Lit by a brilliant moon, wisps of ground fog look like white fire. Dawn is less than thirty minutes away, and Canada geese are starting to honk over recently tilled fields. White-tailed deer could be seen from my mooring and one was hung upside down at a farm home along the way to Coan River Marina this morning.
The Chesapeake is majestic when the life within its watershed is in transition—be it day to night, season to season, or the graduated transitions from bay to river, river to creek, and creek to marsh. Fall to winter, though, is when the Chesapeake is truly at its best.
We’re just past peak colors now.

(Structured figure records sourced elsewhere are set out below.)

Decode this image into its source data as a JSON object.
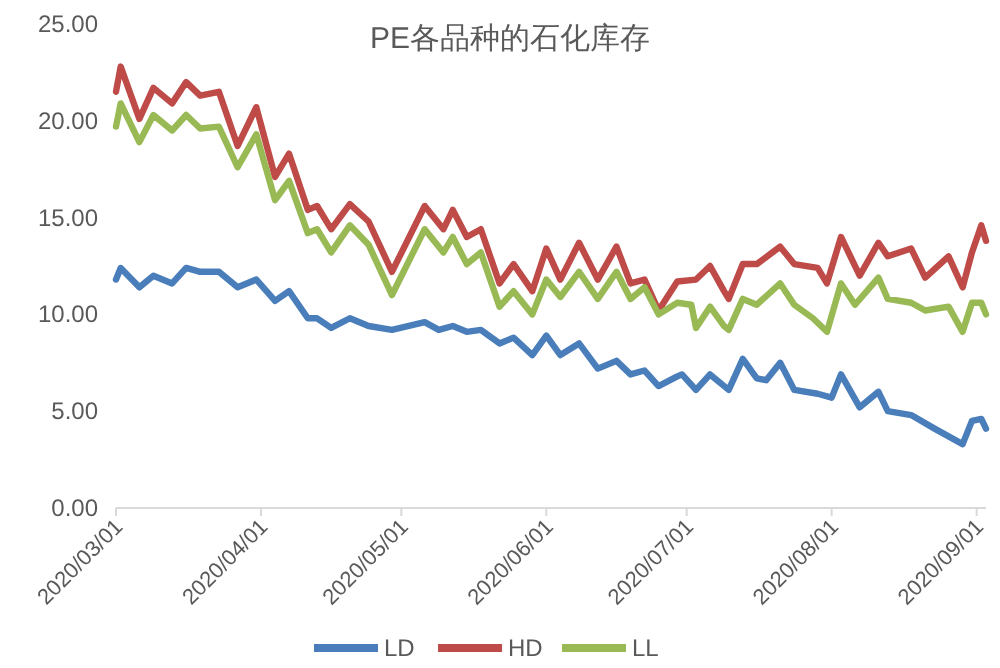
{
  "chart_data": {
    "type": "line",
    "title": "PE各品种的石化库存",
    "legend": "bottom",
    "line_style": "solid",
    "xlim": [
      "2020-03-01",
      "2020-09-03"
    ],
    "xticks": [
      {
        "value": "2020-03-01",
        "label": "2020/03/01"
      },
      {
        "value": "2020-04-01",
        "label": "2020/04/01"
      },
      {
        "value": "2020-05-01",
        "label": "2020/05/01"
      },
      {
        "value": "2020-06-01",
        "label": "2020/06/01"
      },
      {
        "value": "2020-07-01",
        "label": "2020/07/01"
      },
      {
        "value": "2020-08-01",
        "label": "2020/08/01"
      },
      {
        "value": "2020-09-01",
        "label": "2020/09/01"
      }
    ],
    "ylim": [
      0,
      25
    ],
    "yticks": [
      {
        "value": 0,
        "label": "0.00"
      },
      {
        "value": 5,
        "label": "5.00"
      },
      {
        "value": 10,
        "label": "10.00"
      },
      {
        "value": 15,
        "label": "15.00"
      },
      {
        "value": 20,
        "label": "20.00"
      },
      {
        "value": 25,
        "label": "25.00"
      }
    ],
    "series": [
      {
        "name": "LD",
        "color": "#4a7ebb",
        "x": [
          "2020-03-01",
          "2020-03-02",
          "2020-03-06",
          "2020-03-09",
          "2020-03-13",
          "2020-03-16",
          "2020-03-19",
          "2020-03-23",
          "2020-03-27",
          "2020-03-31",
          "2020-04-04",
          "2020-04-07",
          "2020-04-11",
          "2020-04-13",
          "2020-04-16",
          "2020-04-20",
          "2020-04-24",
          "2020-04-29",
          "2020-05-06",
          "2020-05-09",
          "2020-05-12",
          "2020-05-15",
          "2020-05-18",
          "2020-05-22",
          "2020-05-25",
          "2020-05-29",
          "2020-06-01",
          "2020-06-04",
          "2020-06-08",
          "2020-06-12",
          "2020-06-16",
          "2020-06-19",
          "2020-06-22",
          "2020-06-25",
          "2020-06-29",
          "2020-06-30",
          "2020-07-03",
          "2020-07-06",
          "2020-07-10",
          "2020-07-13",
          "2020-07-16",
          "2020-07-18",
          "2020-07-21",
          "2020-07-24",
          "2020-07-29",
          "2020-08-01",
          "2020-08-03",
          "2020-08-07",
          "2020-08-11",
          "2020-08-13",
          "2020-08-18",
          "2020-08-23",
          "2020-08-29",
          "2020-08-31",
          "2020-09-02",
          "2020-09-03"
        ],
        "values": [
          11.8,
          12.4,
          11.4,
          12.0,
          11.6,
          12.4,
          12.2,
          12.2,
          11.4,
          11.8,
          10.7,
          11.2,
          9.8,
          9.8,
          9.3,
          9.8,
          9.4,
          9.2,
          9.6,
          9.2,
          9.4,
          9.1,
          9.2,
          8.5,
          8.8,
          7.9,
          8.9,
          7.9,
          8.5,
          7.2,
          7.6,
          6.9,
          7.1,
          6.3,
          6.8,
          6.9,
          6.1,
          6.9,
          6.1,
          7.7,
          6.7,
          6.6,
          7.5,
          6.1,
          5.9,
          5.7,
          6.9,
          5.2,
          6.0,
          5.0,
          4.8,
          4.1,
          3.3,
          4.5,
          4.6,
          4.1
        ]
      },
      {
        "name": "HD",
        "color": "#be4b48",
        "x": [
          "2020-03-01",
          "2020-03-02",
          "2020-03-06",
          "2020-03-09",
          "2020-03-13",
          "2020-03-16",
          "2020-03-19",
          "2020-03-23",
          "2020-03-27",
          "2020-03-31",
          "2020-04-04",
          "2020-04-07",
          "2020-04-11",
          "2020-04-13",
          "2020-04-16",
          "2020-04-20",
          "2020-04-24",
          "2020-04-29",
          "2020-05-06",
          "2020-05-10",
          "2020-05-12",
          "2020-05-15",
          "2020-05-18",
          "2020-05-22",
          "2020-05-25",
          "2020-05-29",
          "2020-06-01",
          "2020-06-04",
          "2020-06-08",
          "2020-06-12",
          "2020-06-16",
          "2020-06-19",
          "2020-06-22",
          "2020-06-25",
          "2020-06-29",
          "2020-07-03",
          "2020-07-06",
          "2020-07-09",
          "2020-07-10",
          "2020-07-13",
          "2020-07-16",
          "2020-07-21",
          "2020-07-24",
          "2020-07-29",
          "2020-07-31",
          "2020-08-03",
          "2020-08-07",
          "2020-08-11",
          "2020-08-13",
          "2020-08-18",
          "2020-08-21",
          "2020-08-26",
          "2020-08-29",
          "2020-08-31",
          "2020-09-02",
          "2020-09-03"
        ],
        "values": [
          21.5,
          22.8,
          20.1,
          21.7,
          20.9,
          22.0,
          21.3,
          21.5,
          18.7,
          20.7,
          17.1,
          18.3,
          15.4,
          15.6,
          14.4,
          15.7,
          14.8,
          12.2,
          15.6,
          14.4,
          15.4,
          14.0,
          14.4,
          11.6,
          12.6,
          11.2,
          13.4,
          11.8,
          13.7,
          11.8,
          13.5,
          11.6,
          11.8,
          10.2,
          11.7,
          11.8,
          12.5,
          11.2,
          10.8,
          12.6,
          12.6,
          13.5,
          12.6,
          12.4,
          11.6,
          14.0,
          12.0,
          13.7,
          13.0,
          13.4,
          11.9,
          13.0,
          11.4,
          13.2,
          14.6,
          13.8
        ]
      },
      {
        "name": "LL",
        "color": "#98b954",
        "x": [
          "2020-03-01",
          "2020-03-02",
          "2020-03-06",
          "2020-03-09",
          "2020-03-13",
          "2020-03-16",
          "2020-03-19",
          "2020-03-23",
          "2020-03-27",
          "2020-03-31",
          "2020-04-04",
          "2020-04-07",
          "2020-04-11",
          "2020-04-13",
          "2020-04-16",
          "2020-04-20",
          "2020-04-24",
          "2020-04-29",
          "2020-05-06",
          "2020-05-10",
          "2020-05-12",
          "2020-05-15",
          "2020-05-18",
          "2020-05-22",
          "2020-05-25",
          "2020-05-29",
          "2020-06-01",
          "2020-06-04",
          "2020-06-08",
          "2020-06-12",
          "2020-06-16",
          "2020-06-19",
          "2020-06-22",
          "2020-06-25",
          "2020-06-29",
          "2020-07-02",
          "2020-07-03",
          "2020-07-06",
          "2020-07-09",
          "2020-07-10",
          "2020-07-13",
          "2020-07-16",
          "2020-07-21",
          "2020-07-24",
          "2020-07-28",
          "2020-07-31",
          "2020-08-03",
          "2020-08-06",
          "2020-08-11",
          "2020-08-13",
          "2020-08-18",
          "2020-08-21",
          "2020-08-26",
          "2020-08-29",
          "2020-08-31",
          "2020-09-02",
          "2020-09-03"
        ],
        "values": [
          19.7,
          20.9,
          18.9,
          20.3,
          19.5,
          20.3,
          19.6,
          19.7,
          17.6,
          19.3,
          15.9,
          16.9,
          14.2,
          14.4,
          13.2,
          14.6,
          13.6,
          11.0,
          14.4,
          13.2,
          14.0,
          12.6,
          13.2,
          10.4,
          11.2,
          10.0,
          11.8,
          10.9,
          12.2,
          10.8,
          12.2,
          10.8,
          11.4,
          10.0,
          10.6,
          10.5,
          9.3,
          10.4,
          9.4,
          9.2,
          10.8,
          10.5,
          11.6,
          10.5,
          9.8,
          9.1,
          11.6,
          10.5,
          11.9,
          10.8,
          10.6,
          10.2,
          10.4,
          9.1,
          10.6,
          10.6,
          10.0
        ]
      }
    ]
  }
}
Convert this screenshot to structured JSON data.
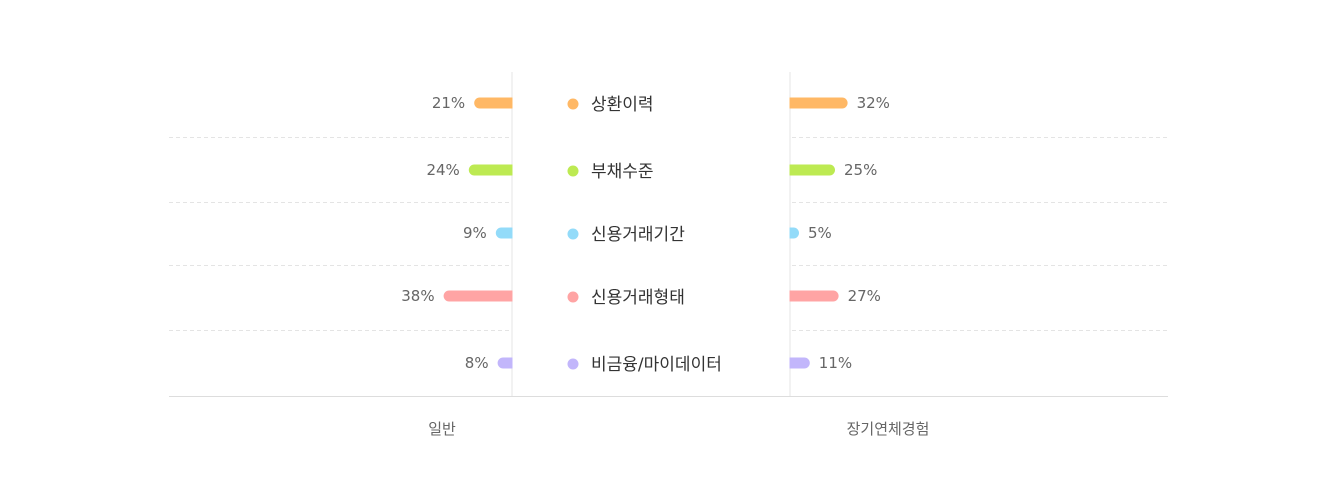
{
  "chart_data": {
    "type": "bar",
    "orientation": "horizontal-butterfly",
    "categories": [
      {
        "label": "상환이력",
        "color": "#FFB865"
      },
      {
        "label": "부채수준",
        "color": "#BDEA52"
      },
      {
        "label": "신용거래기간",
        "color": "#93DBF9"
      },
      {
        "label": "신용거래형태",
        "color": "#FFA4A4"
      },
      {
        "label": "비금융/마이데이터",
        "color": "#C2B6FB"
      }
    ],
    "series": [
      {
        "name": "일반",
        "side": "left",
        "values": [
          21,
          24,
          9,
          38,
          8
        ],
        "labels": [
          "21%",
          "24%",
          "9%",
          "38%",
          "8%"
        ]
      },
      {
        "name": "장기연체경험",
        "side": "right",
        "values": [
          32,
          25,
          5,
          27,
          11
        ],
        "labels": [
          "32%",
          "25%",
          "5%",
          "27%",
          "11%"
        ]
      }
    ],
    "unit": "%",
    "grid": "dashed-horizontal"
  }
}
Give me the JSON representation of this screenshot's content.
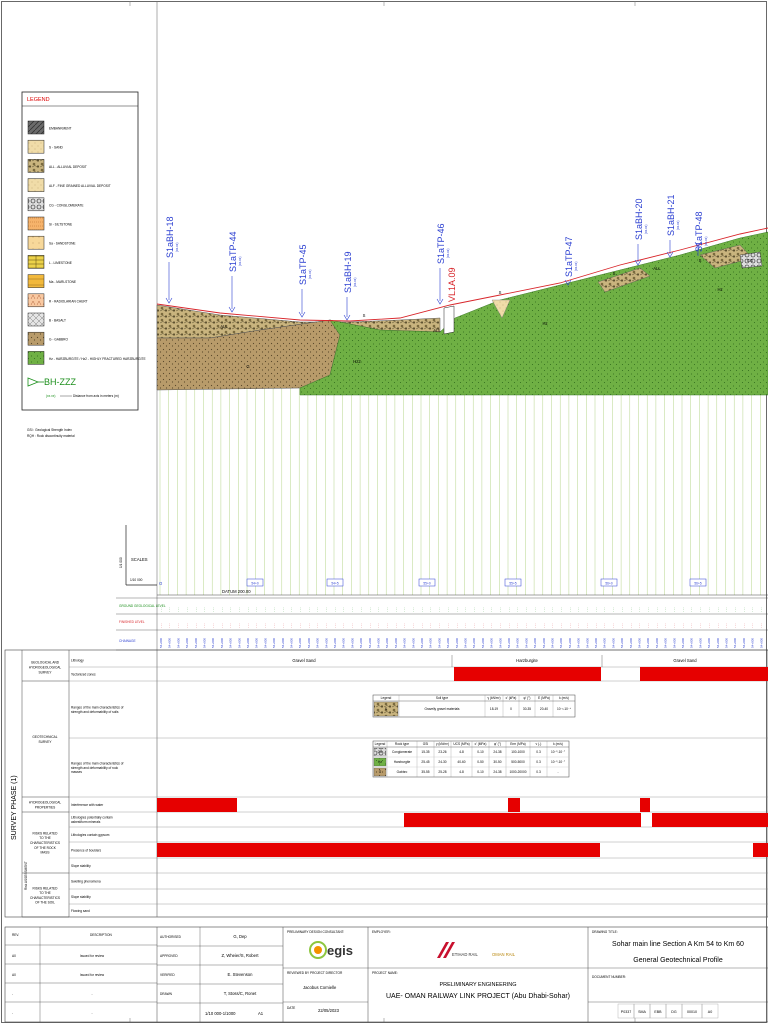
{
  "legend": {
    "title": "LEGEND",
    "items": [
      {
        "code": "EMB",
        "label": "EMBANKMENT"
      },
      {
        "code": "S",
        "label": "S - SAND"
      },
      {
        "code": "ALL",
        "label": "ALL - ALLUVIAL DEPOSIT"
      },
      {
        "code": "ALF",
        "label": "ALF - FINE GRAINED ALLUVIAL DEPOSIT"
      },
      {
        "code": "CG",
        "label": "CG - CONGLOMERATE"
      },
      {
        "code": "Si",
        "label": "Si - SILTSTONE"
      },
      {
        "code": "Sa",
        "label": "Sa - SANDSTONE"
      },
      {
        "code": "L",
        "label": "L - LIMESTONE"
      },
      {
        "code": "Ma",
        "label": "Ma - MARLSTONE"
      },
      {
        "code": "R",
        "label": "R - RADIOLARIAN CHERT"
      },
      {
        "code": "B",
        "label": "B - BASALT"
      },
      {
        "code": "G",
        "label": "G - GABBRO"
      },
      {
        "code": "Hz",
        "label": "Hz - HARZBURGITE / Hz2 - HIGHLY FRACTURED HARZBURGITE"
      }
    ],
    "borehole_label": "BH-ZZZ",
    "borehole_sub": "(xx.xx)",
    "borehole_note": "Distance from axis in meters (m)",
    "notes": [
      "GSI : Geological Strength Index",
      "RQH : Rock discontinuity material"
    ]
  },
  "profile": {
    "boreholes": [
      "S1aBH-18",
      "S1aTP-44",
      "S1aTP-45",
      "S1aBH-19",
      "S1aTP-46",
      "S1aTP-47",
      "S1aBH-20",
      "S1aBH-21",
      "S1aTP-48"
    ],
    "boreholes_sub": [
      "(xx.xx)",
      "(xx.xx)",
      "(xx.xx)",
      "(xx.xx)",
      "(xx.xx)",
      "(xx.xx)",
      "(xx.xx)",
      "(xx.xx)",
      "(xx.xx)"
    ],
    "structure_label": "VL1A.09",
    "unit_labels": [
      "ALL",
      "G",
      "S",
      "ALL",
      "Hz2",
      "Hz",
      "S",
      "S",
      "ALL",
      "Hz",
      "CG",
      "S"
    ],
    "scale_label": "SCALES",
    "scale_h": "1/10 000",
    "scale_v": "1/1 000",
    "datum": "DATUM 200.00",
    "chainage_tags": [
      "54+0",
      "54+5",
      "55+0",
      "55+5",
      "56+0",
      "56+5"
    ],
    "row_labels": [
      "GROUND GEOLOGICAL LEVEL",
      "FINISHED LEVEL",
      "CHAINAGE"
    ],
    "chainage_sample": "54+000"
  },
  "survey": {
    "phase_label": "SURVEY PHASE (1)",
    "risk_label": "Risk ASSESSMENT",
    "sections": [
      {
        "group": "GEOLOGICAL AND HYDROGEOLOGICAL SURVEY",
        "rows": [
          "Lithology",
          "Tectonized zones"
        ]
      },
      {
        "group": "GEOTECHNICAL SURVEY",
        "rows": [
          "Ranges of the main characteristics of strength and deformability of soils",
          "Ranges of the main characteristics of strength and deformability of rock masses"
        ]
      },
      {
        "group": "HYDROGEOLOGICAL PROPERTIES",
        "rows": [
          "Interference with water"
        ]
      },
      {
        "group": "RISKS RELATED TO THE CHARACTERISTICS OF THE ROCK MASS",
        "rows": [
          "Lithologies potentially contain asbestiform minerals",
          "Lithologies contain gypsum",
          "Presence of boulders",
          "Slope stability"
        ]
      },
      {
        "group": "RISKS RELATED TO THE CHARACTERISTICS OF THE SOIL",
        "rows": [
          "Swelling phenomena",
          "Slope stability",
          "Flowing sand"
        ]
      }
    ],
    "lithology_bands": [
      "Gravel Sand",
      "Harzburgite",
      "Gravel Sand"
    ],
    "soil_table": {
      "headers": [
        "Legend",
        "Soil type",
        "γ (kN/m³)",
        "c' (kPa)",
        "φ' (°)",
        "E (MPa)",
        "k (m/s)"
      ],
      "rows": [
        [
          "S",
          "Gravelly gravel materials",
          "18-19",
          "0",
          "30-35",
          "20-40",
          "10⁻³-10⁻⁴"
        ]
      ]
    },
    "rock_table": {
      "headers": [
        "Legend",
        "Rock type",
        "GSI",
        "γ (kN/m³)",
        "UCS (MPa)",
        "c' (MPa)",
        "φ' (°)",
        "Erm (MPa)",
        "ν (-)",
        "k (m/s)"
      ],
      "rows": [
        [
          "CG",
          "Conglomerate",
          "15-35",
          "23-26",
          "4-8",
          "0-10",
          "24-38",
          "100-1000",
          "0.3",
          "10⁻⁵-10⁻⁷"
        ],
        [
          "Hz",
          "Harzburgite",
          "25-45",
          "24-30",
          "40-60",
          "0-50",
          "30-50",
          "500-5000",
          "0.3",
          "10⁻⁵-10⁻⁷"
        ],
        [
          "G",
          "Gabbro",
          "35-55",
          "25-28",
          "4-8",
          "0-10",
          "24-38",
          "1000-20000",
          "0.3",
          "-"
        ]
      ]
    }
  },
  "title_block": {
    "revisions": [
      {
        "rev": "A0",
        "desc": "Issued for review"
      },
      {
        "rev": "A0",
        "desc": "Issued for review"
      },
      {
        "rev": "-",
        "desc": "-"
      },
      {
        "rev": "-",
        "desc": "-"
      }
    ],
    "rev_headers": [
      "REV.",
      "DESCRIPTION"
    ],
    "people": [
      {
        "role": "AUTHORISED",
        "name": "G, Dep"
      },
      {
        "role": "APPROVED",
        "name": "Z, Wheier/S, Robert"
      },
      {
        "role": "VERIFIED",
        "name": "E. Stevenson"
      },
      {
        "role": "DRAWN",
        "name": "T, Stoss/C, Ronet"
      }
    ],
    "scale": "1/10 000-1/1000",
    "sheet": "A1",
    "consultant_label": "PRELIMINARY DESIGN CONSULTANT:",
    "consultant_logo": "egis",
    "project_director_label": "REVIEWED BY PROJECT DIRECTOR",
    "project_director": "Jacobus Cornielle",
    "date_label": "DATE",
    "date": "22/05/2023",
    "employer_label": "EMPLOYER:",
    "employer_logo_1": "ETIHAD RAIL",
    "employer_logo_2": "OMAN RAIL",
    "project_label": "PROJECT NAME:",
    "project_phase": "PRELIMINARY ENGINEERING",
    "project_name": "UAE- OMAN RAILWAY LINK PROJECT (Abu Dhabi-Sohar)",
    "drawing_title_label": "DRAWING TITLE:",
    "drawing_title_1": "Sohar main line Section A Km 54 to Km 60",
    "drawing_title_2": "General Geotechnical Profile",
    "doc_number_label": "DOCUMENT NUMBER:",
    "doc_number": [
      "P0337",
      "SMA",
      "EBB",
      "DG",
      "00010",
      "A0"
    ]
  },
  "colors": {
    "risk_red": "#e60000",
    "gravel": "#c9b47e",
    "green": "#6ab04c",
    "line_red": "#d8262b",
    "blue": "#2b3fd1"
  }
}
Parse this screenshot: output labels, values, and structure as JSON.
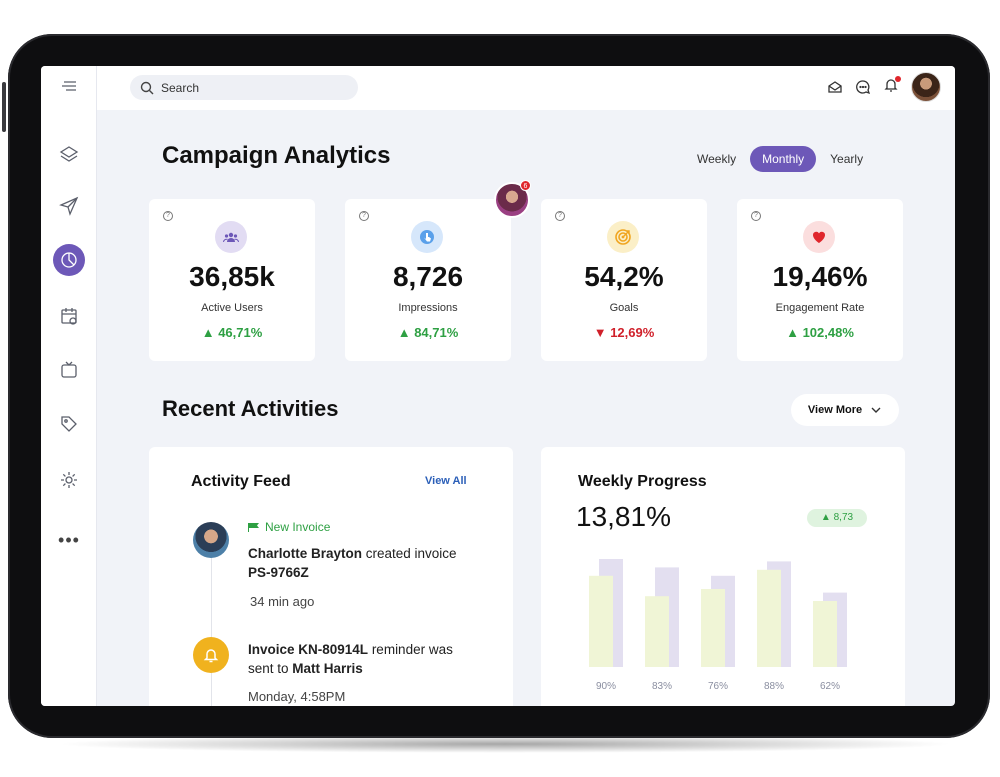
{
  "search": {
    "placeholder": "Search"
  },
  "header": {
    "title": "Campaign Analytics",
    "periods": [
      "Weekly",
      "Monthly",
      "Yearly"
    ],
    "active_period": "Monthly"
  },
  "stats": [
    {
      "value": "36,85k",
      "label": "Active Users",
      "delta": "46,71%",
      "trend": "up",
      "icon": "users-icon",
      "icon_bg": "#e2dcf3"
    },
    {
      "value": "8,726",
      "label": "Impressions",
      "delta": "84,71%",
      "trend": "up",
      "icon": "tap-icon",
      "icon_bg": "#d6e7fb"
    },
    {
      "value": "54,2%",
      "label": "Goals",
      "delta": "12,69%",
      "trend": "down",
      "icon": "target-icon",
      "icon_bg": "#fbefc7"
    },
    {
      "value": "19,46%",
      "label": "Engagement Rate",
      "delta": "102,48%",
      "trend": "up",
      "icon": "heart-icon",
      "icon_bg": "#fbdede"
    }
  ],
  "notification_count": "6",
  "activities": {
    "title": "Recent Activities",
    "view_more": "View More",
    "feed": {
      "title": "Activity Feed",
      "view_all": "View All",
      "item1": {
        "tag": "New Invoice",
        "actor": "Charlotte Brayton",
        "action": " created invoice ",
        "invoice": "PS-9766Z",
        "time": "34 min ago"
      },
      "item2": {
        "invoice": "Invoice KN-80914L",
        "action": " reminder was sent to ",
        "recipient": "Matt Harris",
        "time": "Monday, 4:58PM"
      }
    },
    "weekly": {
      "title": "Weekly Progress",
      "value": "13,81%",
      "badge": "8,73"
    }
  },
  "chart_data": {
    "type": "bar",
    "categories": [
      "90%",
      "83%",
      "76%",
      "88%",
      "62%"
    ],
    "series": [
      {
        "values": [
          90,
          83,
          76,
          88,
          62
        ]
      },
      {
        "values": [
          76,
          59,
          65,
          81,
          55
        ]
      }
    ],
    "ylim": [
      0,
      100
    ]
  }
}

Late fall is a season of comings and goings, feeding and assembling. Loons, cormorants, geese and ducks. Ospreys nest atop day markers and one left a squirrel head on my cockpit deck a couple days ago. Fishermen keep their eyes in their binoculars, looking for terns and gulls as, wherever they dive, there are schools of fish.
I’ve seen bobolinks, red-winged blackbirds, green and blue teals, mallards and wood ducks—and, this afternoon, while laying on a coat of varnish on hand rails and awaiting the delivery of a new three-step regulator, I looked toward the sound of the water surface breaking and there’s a muskrat looking up at me!
There has been much concern about the state of the Bay. Without question, there is a significant loss of water clarity compared to when I sailed the Bay as a boy. Many locals report there is real progress in restoring wetlands, marsh and forest, but the battle continues to be the imprint of too many nutrients and over development.